HESI LPN
HESI Pharmacology Exam Test Bank
1. A client with a history of atrial fibrillation is prescribed warfarin. The nurse should monitor for which sign of potential bleeding?
- A. Elevated blood pressure
- B. Bruising
- C. Shortness of breath
- D. Nausea and vomiting
Correct answer: B
Rationale: Warfarin is an anticoagulant that increases the risk of bleeding. Bruising is a common sign of potential bleeding in clients taking warfarin. Monitoring for bruising is essential as it can indicate a risk of bleeding that needs further assessment and management. Elevated blood pressure, shortness of breath, nausea, and vomiting are not direct signs of potential bleeding associated with warfarin therapy.
2. A client with chronic kidney disease is prescribed calcium acetate. The nurse should monitor for which potential side effect?
- A. Hypercalcemia
- B. Hypocalcemia
- C. Hyperkalemia
- D. Hypokalemia
Correct answer: A
Rationale: When a client with chronic kidney disease is prescribed calcium acetate, the nurse must monitor for hypercalcemia, not hypocalcemia, hyperkalemia, or hypokalemia. Calcium acetate can increase calcium levels in the blood, leading to hypercalcemia. Symptoms of hypercalcemia include fatigue, confusion, constipation, and muscle weakness. Regular monitoring of calcium levels is crucial to prevent complications associated with elevated calcium levels.
3. A client with a diagnosis of schizophrenia is prescribed risperidone. The nurse should monitor the client for which potential side effect?
- A. Weight gain
- B. Dry mouth
- C. Nausea
- D. Headache
Correct answer: A
Rationale: When a client is prescribed risperidone, it is essential to monitor for potential side effects. Weight gain is a common side effect of risperidone, so the nurse should closely monitor the client's weight throughout the treatment. This monitoring helps in early detection of weight changes and allows for timely interventions to prevent further complications.
4. A client diagnosed with a herniated disc is prescribed hydrocodone/acetaminophen 10 mg/300 mg prn every 4 to 6 hours. As the practical nurse (PN) enters the client's room to administer the requested medication, the client is seen talking and laughing with visiting family.
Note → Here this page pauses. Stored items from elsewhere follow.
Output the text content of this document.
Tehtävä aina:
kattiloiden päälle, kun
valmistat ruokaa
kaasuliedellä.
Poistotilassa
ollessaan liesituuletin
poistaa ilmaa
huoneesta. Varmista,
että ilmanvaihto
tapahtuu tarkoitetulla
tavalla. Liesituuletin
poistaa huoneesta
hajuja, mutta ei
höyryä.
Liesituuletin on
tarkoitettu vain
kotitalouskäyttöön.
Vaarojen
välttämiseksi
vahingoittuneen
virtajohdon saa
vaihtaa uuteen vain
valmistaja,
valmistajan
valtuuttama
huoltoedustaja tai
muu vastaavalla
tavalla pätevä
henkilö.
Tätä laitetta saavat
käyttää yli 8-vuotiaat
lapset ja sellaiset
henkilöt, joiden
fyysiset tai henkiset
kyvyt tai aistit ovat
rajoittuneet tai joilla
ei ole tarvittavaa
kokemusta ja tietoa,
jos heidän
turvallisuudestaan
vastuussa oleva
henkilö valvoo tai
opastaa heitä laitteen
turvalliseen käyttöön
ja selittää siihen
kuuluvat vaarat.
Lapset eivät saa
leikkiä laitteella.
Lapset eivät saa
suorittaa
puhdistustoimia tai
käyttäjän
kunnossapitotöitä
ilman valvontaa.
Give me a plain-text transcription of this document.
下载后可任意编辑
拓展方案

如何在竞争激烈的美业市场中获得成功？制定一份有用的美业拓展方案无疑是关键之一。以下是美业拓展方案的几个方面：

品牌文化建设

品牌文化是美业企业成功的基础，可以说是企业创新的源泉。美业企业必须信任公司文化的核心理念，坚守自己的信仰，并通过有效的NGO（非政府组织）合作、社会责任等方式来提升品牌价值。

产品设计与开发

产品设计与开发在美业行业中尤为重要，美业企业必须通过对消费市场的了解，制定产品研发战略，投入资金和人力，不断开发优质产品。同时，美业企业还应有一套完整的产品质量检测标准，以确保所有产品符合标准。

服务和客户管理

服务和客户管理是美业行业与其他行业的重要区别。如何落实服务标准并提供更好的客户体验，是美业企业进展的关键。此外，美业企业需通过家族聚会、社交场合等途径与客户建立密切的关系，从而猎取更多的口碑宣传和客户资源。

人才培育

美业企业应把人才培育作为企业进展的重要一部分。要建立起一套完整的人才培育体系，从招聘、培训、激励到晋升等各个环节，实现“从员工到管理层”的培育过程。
What action should the PN take?
- A. Hold the pain medication until after the visitors leave.
- B. Notify the healthcare provider of the client's drug-seeking behavior.
- C. Administer analgesia as requested by the client.
- D. Inform the client that the medication is not needed based on their behavior.
Correct answer: C
Rationale: The correct action for the PN in this situation is to administer the analgesia as requested by the client. Pain management is based on the client's self-report of pain, which is the most reliable indicator of pain intensity. Analgesics should be given promptly when pain occurs and before it worsens. Following the administration of medication, the PN should discuss the situation with the charge nurse for further guidance or assessment.
5. A client with a diagnosis of generalized anxiety disorder is prescribed fluvoxamine. The nurse should instruct the client that this medication may have which potential side effect?
- A. Drowsiness
- B. Dry mouth
- C. Insomnia
- D. Headache
Correct answer: A
Rationale: The correct answer is A: Drowsiness. Fluvoxamine is known to cause drowsiness as a potential side effect. Patients should be advised to avoid activities like driving that require alertness until they understand how the medication affects them. Dry mouth, insomnia, and headache are potential side effects of other medications used for anxiety disorders but are not typically associated with fluvoxamine.